Final data input to the PHYGROW model is required to be in the form of a comma-separated values (CSV) ascii file with a defined data format.  However, many data import interfaces have been written for the PHYGROW computational engine that allows for source data to be input via an interactive web page (eg. PhyWeb 2.0) or imported from existing database systems or spreadsheets.

Technology

The model has a unique capability to be started and stopped at any point in the computational process to allow full integration with data acquisition systems, automation systems, and/or other models.

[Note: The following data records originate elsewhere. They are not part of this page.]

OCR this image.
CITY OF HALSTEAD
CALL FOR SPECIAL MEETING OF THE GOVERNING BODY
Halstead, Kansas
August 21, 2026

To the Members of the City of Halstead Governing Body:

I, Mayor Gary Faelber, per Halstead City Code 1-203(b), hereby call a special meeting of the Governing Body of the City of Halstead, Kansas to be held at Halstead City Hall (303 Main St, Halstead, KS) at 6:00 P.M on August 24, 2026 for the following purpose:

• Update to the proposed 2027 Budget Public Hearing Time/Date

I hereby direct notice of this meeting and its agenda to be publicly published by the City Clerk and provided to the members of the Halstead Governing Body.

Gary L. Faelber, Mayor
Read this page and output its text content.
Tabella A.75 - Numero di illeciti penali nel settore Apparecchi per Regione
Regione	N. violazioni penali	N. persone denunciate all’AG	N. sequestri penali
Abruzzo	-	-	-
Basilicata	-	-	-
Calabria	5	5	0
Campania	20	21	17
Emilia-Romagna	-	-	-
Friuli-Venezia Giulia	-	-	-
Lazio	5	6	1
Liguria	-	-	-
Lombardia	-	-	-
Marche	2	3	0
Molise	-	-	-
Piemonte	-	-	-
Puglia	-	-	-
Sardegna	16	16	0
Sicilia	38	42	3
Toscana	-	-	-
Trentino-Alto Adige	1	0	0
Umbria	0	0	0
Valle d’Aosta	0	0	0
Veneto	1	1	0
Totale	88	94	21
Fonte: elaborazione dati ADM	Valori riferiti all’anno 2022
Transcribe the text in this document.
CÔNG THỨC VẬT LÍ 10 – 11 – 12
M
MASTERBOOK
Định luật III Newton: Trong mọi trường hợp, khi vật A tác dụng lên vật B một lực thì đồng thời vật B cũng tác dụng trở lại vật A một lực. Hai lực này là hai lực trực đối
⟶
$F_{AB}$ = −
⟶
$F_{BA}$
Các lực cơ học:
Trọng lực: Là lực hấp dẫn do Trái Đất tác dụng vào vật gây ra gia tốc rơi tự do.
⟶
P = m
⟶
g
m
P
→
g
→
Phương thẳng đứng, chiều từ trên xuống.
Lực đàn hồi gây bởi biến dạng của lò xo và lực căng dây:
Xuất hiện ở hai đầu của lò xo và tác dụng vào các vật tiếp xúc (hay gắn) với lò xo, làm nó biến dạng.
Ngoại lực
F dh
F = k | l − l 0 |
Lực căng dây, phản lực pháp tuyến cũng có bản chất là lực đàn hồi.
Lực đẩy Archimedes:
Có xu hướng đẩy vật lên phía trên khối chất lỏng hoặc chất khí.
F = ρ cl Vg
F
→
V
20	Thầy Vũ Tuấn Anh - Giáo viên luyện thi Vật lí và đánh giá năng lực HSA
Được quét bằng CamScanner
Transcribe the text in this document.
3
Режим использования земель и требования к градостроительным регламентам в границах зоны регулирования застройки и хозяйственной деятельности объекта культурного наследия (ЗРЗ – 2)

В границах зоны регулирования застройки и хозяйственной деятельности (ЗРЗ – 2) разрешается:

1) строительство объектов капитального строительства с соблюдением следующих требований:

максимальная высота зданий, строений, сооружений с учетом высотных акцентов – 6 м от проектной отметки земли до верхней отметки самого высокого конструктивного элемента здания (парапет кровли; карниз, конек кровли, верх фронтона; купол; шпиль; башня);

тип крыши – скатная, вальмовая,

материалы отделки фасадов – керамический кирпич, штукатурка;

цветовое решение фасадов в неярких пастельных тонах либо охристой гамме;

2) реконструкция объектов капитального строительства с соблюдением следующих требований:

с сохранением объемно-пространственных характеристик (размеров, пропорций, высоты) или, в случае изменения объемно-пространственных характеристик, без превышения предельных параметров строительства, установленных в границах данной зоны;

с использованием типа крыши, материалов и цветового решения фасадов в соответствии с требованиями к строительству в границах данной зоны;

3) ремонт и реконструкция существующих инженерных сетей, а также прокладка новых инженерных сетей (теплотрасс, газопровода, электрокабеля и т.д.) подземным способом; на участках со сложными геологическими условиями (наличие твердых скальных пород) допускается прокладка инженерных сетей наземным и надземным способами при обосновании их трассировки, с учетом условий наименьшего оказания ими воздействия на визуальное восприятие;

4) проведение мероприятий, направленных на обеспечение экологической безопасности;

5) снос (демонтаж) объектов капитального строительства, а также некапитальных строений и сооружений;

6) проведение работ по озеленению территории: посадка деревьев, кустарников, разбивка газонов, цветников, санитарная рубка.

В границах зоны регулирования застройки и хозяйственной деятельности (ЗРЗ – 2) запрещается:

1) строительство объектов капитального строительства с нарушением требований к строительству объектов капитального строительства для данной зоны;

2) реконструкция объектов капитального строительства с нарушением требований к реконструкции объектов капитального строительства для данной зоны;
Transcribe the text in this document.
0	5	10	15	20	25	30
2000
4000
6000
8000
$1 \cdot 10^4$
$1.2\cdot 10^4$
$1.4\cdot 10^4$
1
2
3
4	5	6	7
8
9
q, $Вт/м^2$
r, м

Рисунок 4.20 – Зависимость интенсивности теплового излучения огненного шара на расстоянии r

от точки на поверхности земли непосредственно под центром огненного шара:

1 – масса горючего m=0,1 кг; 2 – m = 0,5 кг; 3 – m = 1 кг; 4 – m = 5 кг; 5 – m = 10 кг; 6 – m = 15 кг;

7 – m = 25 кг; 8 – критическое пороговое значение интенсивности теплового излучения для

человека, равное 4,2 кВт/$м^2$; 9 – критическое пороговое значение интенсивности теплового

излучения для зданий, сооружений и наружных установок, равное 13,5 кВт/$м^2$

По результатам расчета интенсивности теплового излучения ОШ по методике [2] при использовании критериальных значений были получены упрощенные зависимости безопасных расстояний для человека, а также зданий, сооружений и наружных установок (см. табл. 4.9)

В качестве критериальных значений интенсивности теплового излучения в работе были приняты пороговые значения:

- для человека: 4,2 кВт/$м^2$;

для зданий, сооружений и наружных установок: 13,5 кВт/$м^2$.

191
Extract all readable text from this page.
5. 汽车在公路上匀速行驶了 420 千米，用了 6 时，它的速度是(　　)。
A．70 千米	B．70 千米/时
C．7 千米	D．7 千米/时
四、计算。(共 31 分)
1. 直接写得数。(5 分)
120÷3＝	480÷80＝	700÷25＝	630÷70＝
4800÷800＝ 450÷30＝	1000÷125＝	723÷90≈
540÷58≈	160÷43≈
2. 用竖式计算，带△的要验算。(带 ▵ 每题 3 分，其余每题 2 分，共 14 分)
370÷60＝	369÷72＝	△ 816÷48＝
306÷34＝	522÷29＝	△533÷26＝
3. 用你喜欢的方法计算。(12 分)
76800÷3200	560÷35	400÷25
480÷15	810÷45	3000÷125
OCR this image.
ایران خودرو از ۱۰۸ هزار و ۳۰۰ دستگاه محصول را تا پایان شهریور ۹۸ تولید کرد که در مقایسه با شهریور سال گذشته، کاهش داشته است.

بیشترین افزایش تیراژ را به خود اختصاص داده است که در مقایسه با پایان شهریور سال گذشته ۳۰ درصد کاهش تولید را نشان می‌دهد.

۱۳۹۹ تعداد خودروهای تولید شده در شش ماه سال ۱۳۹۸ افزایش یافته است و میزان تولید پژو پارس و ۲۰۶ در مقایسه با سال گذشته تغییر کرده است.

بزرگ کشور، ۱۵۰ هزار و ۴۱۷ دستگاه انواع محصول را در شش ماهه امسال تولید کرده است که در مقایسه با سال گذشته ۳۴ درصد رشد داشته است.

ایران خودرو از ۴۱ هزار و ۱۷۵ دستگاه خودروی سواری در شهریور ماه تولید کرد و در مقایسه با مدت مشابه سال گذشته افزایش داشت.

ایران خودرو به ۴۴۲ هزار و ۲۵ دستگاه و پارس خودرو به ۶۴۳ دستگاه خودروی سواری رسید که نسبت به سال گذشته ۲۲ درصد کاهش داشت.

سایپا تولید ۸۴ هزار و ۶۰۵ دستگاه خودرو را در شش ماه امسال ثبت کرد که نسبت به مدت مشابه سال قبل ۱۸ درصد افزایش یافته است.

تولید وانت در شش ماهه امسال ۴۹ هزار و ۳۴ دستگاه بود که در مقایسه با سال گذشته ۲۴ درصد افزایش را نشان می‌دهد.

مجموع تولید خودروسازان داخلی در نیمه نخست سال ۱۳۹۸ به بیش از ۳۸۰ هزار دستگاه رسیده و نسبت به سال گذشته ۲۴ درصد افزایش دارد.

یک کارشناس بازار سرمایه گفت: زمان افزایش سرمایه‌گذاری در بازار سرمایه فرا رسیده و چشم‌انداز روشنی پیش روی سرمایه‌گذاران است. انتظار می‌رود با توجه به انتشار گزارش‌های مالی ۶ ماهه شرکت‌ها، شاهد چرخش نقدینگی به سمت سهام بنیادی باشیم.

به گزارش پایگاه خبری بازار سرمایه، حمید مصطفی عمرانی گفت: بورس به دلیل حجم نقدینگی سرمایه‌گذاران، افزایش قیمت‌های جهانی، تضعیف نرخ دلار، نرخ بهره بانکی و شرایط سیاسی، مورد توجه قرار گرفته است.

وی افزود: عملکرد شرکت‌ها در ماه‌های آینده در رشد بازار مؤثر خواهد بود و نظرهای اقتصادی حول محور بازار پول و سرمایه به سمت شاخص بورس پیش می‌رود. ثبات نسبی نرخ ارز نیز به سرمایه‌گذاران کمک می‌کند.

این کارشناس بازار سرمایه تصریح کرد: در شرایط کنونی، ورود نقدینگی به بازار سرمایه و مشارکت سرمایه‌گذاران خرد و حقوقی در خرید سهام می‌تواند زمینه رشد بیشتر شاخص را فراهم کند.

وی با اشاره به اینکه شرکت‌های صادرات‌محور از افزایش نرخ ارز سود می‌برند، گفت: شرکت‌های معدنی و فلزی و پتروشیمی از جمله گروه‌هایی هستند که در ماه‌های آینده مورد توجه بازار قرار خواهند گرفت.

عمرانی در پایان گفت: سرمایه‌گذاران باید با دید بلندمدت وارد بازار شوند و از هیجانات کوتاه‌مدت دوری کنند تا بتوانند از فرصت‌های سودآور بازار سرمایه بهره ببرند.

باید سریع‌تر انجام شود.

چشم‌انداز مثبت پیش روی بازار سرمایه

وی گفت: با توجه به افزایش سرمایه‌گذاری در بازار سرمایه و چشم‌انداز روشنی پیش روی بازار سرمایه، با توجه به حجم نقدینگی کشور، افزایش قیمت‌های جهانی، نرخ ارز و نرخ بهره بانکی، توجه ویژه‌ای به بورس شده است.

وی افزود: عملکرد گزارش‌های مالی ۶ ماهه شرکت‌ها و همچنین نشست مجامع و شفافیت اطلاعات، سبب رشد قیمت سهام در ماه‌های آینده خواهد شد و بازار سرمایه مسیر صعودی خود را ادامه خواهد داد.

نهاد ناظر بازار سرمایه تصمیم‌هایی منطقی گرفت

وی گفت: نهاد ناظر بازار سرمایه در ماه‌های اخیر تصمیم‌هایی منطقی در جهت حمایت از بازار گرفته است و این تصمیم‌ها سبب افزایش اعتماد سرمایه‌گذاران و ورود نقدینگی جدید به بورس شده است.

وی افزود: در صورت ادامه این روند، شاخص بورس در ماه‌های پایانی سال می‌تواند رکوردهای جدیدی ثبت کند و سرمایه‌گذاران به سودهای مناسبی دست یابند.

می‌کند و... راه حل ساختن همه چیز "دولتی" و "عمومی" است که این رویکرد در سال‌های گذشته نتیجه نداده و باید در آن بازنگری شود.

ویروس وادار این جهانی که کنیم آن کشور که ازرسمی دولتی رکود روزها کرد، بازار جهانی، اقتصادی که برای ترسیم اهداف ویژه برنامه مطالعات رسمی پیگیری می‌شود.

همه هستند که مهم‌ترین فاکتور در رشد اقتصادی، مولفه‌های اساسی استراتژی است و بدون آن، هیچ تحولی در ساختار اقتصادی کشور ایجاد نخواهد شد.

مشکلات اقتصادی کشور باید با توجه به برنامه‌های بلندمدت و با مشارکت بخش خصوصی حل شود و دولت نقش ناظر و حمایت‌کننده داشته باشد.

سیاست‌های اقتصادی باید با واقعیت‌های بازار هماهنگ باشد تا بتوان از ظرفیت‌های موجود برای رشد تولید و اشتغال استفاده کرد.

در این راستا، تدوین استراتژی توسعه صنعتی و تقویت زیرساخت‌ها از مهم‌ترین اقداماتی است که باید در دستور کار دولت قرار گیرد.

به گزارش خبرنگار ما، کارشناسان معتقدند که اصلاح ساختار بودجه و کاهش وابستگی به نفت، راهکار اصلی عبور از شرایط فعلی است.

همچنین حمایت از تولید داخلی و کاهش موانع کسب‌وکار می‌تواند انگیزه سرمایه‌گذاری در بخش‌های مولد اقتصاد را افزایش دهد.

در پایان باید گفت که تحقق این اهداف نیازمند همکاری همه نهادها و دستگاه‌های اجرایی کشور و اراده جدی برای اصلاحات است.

The PHYGROW model engine is written in the C++ programming language and uses an object-oriented design, thus allowing high efficiency in the incorporation of new scientific relationships when necessary. Because of the start-restart features of the model, simulations can be integrated at various spatial scales in terms of explicit areas across a landscape, or in a virtual landscape representing multiple plant communities and soil combinations via a spatially explicit multiple run mode.  The PHYGROW model can be run in an automated environment across multiple platforms most Linux environments and as a standalone application in Windows 10 and later.

The primary system located at CNRIT utilizes a distributive computing environment.  This allows streaming of data from many weather and soil database sources thus allowing near real-time computation of plant growth.  At the other end of the equation, other entities around the world can write applications that access the output from PHYGROW, or the output can be sent to other distributed computing systems around the world.

PHYGROW does not require the use of commercial or customized data storage systems. However, the model can use both commercial and customized data storage systems.  All the tools and middleware for the automated systems are developed with non-proprietary software.  The way the data is acquired, stored and output is dictated by the needs of the user. That is, what kind of weather data, the number of plant community/soils/grazer/weather combinations to be modeled, the frequency of reporting, the required linkages to other applications (e.g. actuarial, insurance companies, RMA) and the nature of the output (graphical, text or both on the web, ftp or other) will determine the design and functionality of the automation process.

How to Get and Use Phygrow

For information about the software, please contact Javier Osorio Leyton, Ph.D.  A user guide is also available for download.

PLEASE NOTE: if you will be running Phygrow on a Microsoft Windows computer to test your model runs and then you also run the same model on a UNIX machine, you will see slight variations in the model output. This is due to the different ways in which floating point arithmetic is handled in Windows C++ compilers versus UNIX C++ compilers. It amounts to several decimals places deep rounding error, but the errors can compound to show visibly differing results for the same model. Phygrow has been developed and tuned against the UNIX results because this version does not truncate the floating point numbers arbitrarily and therefore produces the most accurate numbers.